Heck’s use of the word “guts” refers not only to the infrastructure needed to roll out new technologies by the willingness to take risks in order to reap the benefits of new energy and other innovations. He argued that much of the semiconductor industry has left the U.S. not because of labor costs - which account for only about 2 percent of the chip production costs - but because most U.S. chip makers “haven’t been willing to make the investment” in the capital equipment needed to operate advanced chips plants.

Heck, who worked closely with global chip companies before shifting his focus to cleantech, was among a range of experts addressing manufacturing and workforce issues during an Energy Department summit sponsored by the Advanced Research Projects Agency for Energy. Leo Christodoulou, program manager for DoE’s Advanced Manufacturing Office, noted that manufacturing currently accounts for 11 percent of the U.S. Gross Domestic Product, employs about 12 U.S. million workers and about 60 percent of U.S. scientists and engineers work in manufacturing-related fields.

The Energy Department office is looking for ways to promote manufacturing clusters that leverage the local and regional characteristics of U.S. manufacturing (durable goods in the Midwest, high-tech in the Southwest). Further, Christodoulou’s office is attempting to identify the “keystone, foundational technologies” that the U.S. can exploit to revive manufacturing. Two, he noted, are a superior communications infrastructure and first-rate universities.

Identifying and developing new materials and manufacturing methods are among the next steps in forming regional and state clusters focused on value-added manufacturing, he added.
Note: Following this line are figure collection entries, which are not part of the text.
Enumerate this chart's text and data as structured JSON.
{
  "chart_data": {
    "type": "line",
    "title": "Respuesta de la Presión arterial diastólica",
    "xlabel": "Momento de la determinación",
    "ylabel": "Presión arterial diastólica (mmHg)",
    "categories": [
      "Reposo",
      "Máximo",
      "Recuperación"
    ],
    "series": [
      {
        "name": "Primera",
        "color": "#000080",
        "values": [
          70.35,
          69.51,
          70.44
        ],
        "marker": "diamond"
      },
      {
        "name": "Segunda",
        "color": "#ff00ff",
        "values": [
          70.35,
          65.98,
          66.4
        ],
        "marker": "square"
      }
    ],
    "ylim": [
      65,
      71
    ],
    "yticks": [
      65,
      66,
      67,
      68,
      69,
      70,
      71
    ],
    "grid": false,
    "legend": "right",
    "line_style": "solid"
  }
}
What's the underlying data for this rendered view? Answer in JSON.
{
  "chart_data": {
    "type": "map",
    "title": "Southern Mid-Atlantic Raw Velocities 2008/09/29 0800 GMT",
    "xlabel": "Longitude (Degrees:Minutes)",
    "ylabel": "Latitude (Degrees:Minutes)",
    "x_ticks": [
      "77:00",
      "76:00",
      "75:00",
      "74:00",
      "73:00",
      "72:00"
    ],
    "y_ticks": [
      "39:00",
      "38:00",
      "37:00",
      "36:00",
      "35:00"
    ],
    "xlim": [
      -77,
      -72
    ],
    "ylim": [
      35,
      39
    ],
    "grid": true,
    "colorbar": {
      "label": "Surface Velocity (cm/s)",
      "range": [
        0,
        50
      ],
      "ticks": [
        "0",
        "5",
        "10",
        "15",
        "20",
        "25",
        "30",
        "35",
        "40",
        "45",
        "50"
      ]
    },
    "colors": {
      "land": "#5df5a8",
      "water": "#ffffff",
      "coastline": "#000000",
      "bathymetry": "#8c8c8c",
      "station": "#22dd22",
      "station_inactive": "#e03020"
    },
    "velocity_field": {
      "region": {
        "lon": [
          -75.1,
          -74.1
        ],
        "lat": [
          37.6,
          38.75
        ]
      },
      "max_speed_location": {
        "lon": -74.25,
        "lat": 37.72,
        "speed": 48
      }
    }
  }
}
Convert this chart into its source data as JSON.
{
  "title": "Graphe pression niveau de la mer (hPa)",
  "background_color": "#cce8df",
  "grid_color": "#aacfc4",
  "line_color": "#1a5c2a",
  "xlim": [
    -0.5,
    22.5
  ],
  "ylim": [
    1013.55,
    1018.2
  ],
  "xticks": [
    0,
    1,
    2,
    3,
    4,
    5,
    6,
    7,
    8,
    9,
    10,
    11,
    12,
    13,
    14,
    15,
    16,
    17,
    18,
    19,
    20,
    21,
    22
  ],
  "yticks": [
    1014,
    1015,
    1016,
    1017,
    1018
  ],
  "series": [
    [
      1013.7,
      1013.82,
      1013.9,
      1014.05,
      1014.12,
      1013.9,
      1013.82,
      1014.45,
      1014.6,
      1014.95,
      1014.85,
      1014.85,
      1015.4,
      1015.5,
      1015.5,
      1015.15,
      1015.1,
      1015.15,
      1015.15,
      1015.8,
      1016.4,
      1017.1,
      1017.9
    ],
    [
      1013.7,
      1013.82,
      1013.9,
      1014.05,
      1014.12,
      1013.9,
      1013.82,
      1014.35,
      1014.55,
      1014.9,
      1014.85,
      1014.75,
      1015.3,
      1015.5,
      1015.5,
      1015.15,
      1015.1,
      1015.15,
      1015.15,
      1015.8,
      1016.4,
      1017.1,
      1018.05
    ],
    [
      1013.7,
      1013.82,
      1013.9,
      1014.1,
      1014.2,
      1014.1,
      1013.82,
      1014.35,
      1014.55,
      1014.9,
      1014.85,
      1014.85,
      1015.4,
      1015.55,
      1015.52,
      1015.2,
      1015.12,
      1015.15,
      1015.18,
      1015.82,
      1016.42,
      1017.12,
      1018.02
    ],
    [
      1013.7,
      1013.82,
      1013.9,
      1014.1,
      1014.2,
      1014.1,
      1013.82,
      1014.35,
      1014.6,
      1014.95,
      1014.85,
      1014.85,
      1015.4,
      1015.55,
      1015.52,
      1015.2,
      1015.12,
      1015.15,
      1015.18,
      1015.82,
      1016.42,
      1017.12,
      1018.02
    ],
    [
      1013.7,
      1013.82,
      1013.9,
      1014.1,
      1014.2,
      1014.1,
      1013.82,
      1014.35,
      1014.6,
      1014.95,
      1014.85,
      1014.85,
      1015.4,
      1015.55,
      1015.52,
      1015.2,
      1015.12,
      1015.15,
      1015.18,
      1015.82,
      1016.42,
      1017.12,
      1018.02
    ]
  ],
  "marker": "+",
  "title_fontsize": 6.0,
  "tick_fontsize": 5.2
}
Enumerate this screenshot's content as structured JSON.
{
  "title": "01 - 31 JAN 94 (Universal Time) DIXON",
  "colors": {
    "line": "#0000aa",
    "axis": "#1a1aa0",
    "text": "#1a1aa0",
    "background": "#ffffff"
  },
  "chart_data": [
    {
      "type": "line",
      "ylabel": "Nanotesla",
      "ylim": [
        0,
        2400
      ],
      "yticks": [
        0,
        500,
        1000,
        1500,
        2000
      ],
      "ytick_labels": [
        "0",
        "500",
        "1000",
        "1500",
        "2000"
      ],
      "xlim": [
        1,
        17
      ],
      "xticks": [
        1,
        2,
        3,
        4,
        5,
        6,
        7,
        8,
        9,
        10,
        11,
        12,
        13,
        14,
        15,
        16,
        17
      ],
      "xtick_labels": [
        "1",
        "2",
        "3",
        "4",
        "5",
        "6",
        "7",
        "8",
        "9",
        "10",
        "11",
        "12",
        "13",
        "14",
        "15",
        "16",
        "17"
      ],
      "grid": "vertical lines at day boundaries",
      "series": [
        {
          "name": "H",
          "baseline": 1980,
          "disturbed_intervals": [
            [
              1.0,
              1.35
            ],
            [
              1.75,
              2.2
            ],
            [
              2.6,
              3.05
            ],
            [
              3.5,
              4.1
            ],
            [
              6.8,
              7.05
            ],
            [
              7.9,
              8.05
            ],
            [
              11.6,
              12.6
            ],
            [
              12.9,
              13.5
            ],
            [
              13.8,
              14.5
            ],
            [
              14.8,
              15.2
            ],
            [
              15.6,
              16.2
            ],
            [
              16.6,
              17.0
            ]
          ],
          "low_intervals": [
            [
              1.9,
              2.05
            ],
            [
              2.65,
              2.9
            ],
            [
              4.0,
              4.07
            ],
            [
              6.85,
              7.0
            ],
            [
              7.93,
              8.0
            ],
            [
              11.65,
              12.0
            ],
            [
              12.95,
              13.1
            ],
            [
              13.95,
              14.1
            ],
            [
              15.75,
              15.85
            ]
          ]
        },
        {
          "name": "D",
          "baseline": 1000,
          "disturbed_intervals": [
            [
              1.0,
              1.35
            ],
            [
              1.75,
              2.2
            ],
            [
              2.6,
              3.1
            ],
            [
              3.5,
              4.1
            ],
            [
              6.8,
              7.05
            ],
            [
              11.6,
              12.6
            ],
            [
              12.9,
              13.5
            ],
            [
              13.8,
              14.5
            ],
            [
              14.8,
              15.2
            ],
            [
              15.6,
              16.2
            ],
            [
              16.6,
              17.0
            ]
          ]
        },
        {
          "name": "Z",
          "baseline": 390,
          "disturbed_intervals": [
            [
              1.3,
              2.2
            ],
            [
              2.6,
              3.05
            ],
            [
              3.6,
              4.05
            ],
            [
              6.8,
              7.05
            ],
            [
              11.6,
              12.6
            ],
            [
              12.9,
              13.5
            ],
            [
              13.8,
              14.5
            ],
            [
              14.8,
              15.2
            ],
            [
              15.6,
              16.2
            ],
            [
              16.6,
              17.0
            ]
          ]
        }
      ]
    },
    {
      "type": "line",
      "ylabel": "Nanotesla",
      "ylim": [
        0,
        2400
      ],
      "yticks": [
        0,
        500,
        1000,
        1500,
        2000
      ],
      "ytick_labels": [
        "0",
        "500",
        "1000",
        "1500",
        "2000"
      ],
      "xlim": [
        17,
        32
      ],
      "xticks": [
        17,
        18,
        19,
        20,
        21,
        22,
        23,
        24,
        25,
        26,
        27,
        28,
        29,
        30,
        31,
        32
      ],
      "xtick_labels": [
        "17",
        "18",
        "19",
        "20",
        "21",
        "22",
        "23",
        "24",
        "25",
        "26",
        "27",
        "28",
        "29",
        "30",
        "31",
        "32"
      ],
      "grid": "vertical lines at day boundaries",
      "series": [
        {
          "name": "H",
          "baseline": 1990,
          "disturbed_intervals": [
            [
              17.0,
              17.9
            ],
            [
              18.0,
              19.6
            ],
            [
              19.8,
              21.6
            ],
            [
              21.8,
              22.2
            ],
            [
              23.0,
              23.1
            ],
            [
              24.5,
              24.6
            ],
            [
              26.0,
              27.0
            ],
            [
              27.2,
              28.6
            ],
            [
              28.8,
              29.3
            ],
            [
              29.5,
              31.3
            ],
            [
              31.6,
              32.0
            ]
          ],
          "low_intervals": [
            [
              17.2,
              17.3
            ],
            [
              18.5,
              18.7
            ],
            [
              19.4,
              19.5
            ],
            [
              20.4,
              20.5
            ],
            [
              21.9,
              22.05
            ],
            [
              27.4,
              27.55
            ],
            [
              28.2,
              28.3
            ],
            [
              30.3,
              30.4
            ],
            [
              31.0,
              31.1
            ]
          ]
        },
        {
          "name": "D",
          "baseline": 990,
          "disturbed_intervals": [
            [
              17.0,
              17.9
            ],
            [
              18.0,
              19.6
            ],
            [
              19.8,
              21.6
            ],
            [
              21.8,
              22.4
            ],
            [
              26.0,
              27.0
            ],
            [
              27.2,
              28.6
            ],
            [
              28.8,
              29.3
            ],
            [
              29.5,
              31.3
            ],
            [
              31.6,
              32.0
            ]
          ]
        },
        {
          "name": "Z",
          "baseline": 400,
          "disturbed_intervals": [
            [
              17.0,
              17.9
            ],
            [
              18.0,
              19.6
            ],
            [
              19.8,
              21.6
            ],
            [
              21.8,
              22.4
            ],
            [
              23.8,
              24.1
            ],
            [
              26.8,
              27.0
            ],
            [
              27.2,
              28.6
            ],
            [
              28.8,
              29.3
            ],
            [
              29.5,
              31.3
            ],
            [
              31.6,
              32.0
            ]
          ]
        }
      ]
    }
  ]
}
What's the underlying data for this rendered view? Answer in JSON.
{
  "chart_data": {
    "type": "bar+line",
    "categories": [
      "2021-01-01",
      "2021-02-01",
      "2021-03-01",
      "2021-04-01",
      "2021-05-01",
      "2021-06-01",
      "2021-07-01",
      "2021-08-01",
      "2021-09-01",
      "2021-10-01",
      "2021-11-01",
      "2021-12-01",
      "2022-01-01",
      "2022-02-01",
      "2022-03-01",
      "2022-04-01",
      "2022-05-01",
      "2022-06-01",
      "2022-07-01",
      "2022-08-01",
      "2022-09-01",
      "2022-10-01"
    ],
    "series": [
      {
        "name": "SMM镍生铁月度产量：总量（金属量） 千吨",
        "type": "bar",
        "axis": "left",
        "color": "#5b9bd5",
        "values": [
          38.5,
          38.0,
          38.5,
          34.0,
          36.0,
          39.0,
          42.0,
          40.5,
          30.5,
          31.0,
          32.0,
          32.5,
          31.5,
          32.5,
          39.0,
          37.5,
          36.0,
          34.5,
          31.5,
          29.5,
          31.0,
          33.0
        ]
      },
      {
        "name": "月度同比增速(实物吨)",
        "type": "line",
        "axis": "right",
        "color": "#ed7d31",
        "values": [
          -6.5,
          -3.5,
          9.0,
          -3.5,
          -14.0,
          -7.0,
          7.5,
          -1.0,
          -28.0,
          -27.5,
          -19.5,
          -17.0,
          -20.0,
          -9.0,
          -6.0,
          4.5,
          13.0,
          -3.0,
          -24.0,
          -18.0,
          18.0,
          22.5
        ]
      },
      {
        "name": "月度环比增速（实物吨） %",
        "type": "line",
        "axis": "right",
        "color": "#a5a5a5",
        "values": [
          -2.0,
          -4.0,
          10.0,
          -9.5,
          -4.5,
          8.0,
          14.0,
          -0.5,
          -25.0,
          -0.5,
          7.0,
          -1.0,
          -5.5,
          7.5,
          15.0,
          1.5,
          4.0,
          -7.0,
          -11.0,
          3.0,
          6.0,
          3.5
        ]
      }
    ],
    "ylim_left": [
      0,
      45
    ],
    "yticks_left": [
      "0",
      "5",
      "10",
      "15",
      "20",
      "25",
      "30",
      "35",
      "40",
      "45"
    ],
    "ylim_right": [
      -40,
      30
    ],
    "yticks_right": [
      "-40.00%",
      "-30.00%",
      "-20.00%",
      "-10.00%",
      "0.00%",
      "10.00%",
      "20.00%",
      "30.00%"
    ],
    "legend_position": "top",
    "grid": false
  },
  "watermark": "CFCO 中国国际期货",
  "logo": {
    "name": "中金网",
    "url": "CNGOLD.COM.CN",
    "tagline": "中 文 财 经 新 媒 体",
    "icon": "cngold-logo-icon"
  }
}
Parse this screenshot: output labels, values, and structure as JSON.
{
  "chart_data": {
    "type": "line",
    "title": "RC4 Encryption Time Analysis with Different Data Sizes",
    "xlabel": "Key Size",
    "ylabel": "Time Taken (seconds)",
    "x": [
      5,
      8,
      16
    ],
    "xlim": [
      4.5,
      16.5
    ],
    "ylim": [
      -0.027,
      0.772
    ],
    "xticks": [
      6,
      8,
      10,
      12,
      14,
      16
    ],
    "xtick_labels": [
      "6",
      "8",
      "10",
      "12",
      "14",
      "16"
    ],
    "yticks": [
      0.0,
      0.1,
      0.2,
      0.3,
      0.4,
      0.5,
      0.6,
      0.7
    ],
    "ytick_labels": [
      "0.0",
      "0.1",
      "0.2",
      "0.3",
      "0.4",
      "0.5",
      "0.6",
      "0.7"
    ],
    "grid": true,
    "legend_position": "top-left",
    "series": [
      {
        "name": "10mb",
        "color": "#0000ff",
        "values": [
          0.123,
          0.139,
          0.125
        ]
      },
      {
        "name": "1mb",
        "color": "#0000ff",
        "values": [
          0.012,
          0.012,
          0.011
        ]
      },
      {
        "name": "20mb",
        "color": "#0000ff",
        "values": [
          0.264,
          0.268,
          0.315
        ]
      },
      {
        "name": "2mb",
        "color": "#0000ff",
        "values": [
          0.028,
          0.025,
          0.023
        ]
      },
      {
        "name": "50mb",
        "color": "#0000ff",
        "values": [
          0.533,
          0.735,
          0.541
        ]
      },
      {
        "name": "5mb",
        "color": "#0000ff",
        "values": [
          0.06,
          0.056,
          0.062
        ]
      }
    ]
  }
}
Together, these advances could help transform American manufacturing into an agile, design-driven sector capable of thriving in a global technology competition that places a premium on being the first to deliver innovative products.

With labor-intensive manufacturing unlikely to return to the U.S., McKinsey’s Heck argued: “What we have to shift to is the kind of manufacturing that involves technology, involves automation, involves engineering skill sets, involves more complicated kinds of tasks…things that actually require design, require looking at 3-D CAD drawings, require particular skills to make sure the quality is high.” He offered as examples jet and rocket engines, products that are not only strategically important but require precise tolerances, very exact machining and control of temperature cycles during design and manufacturing.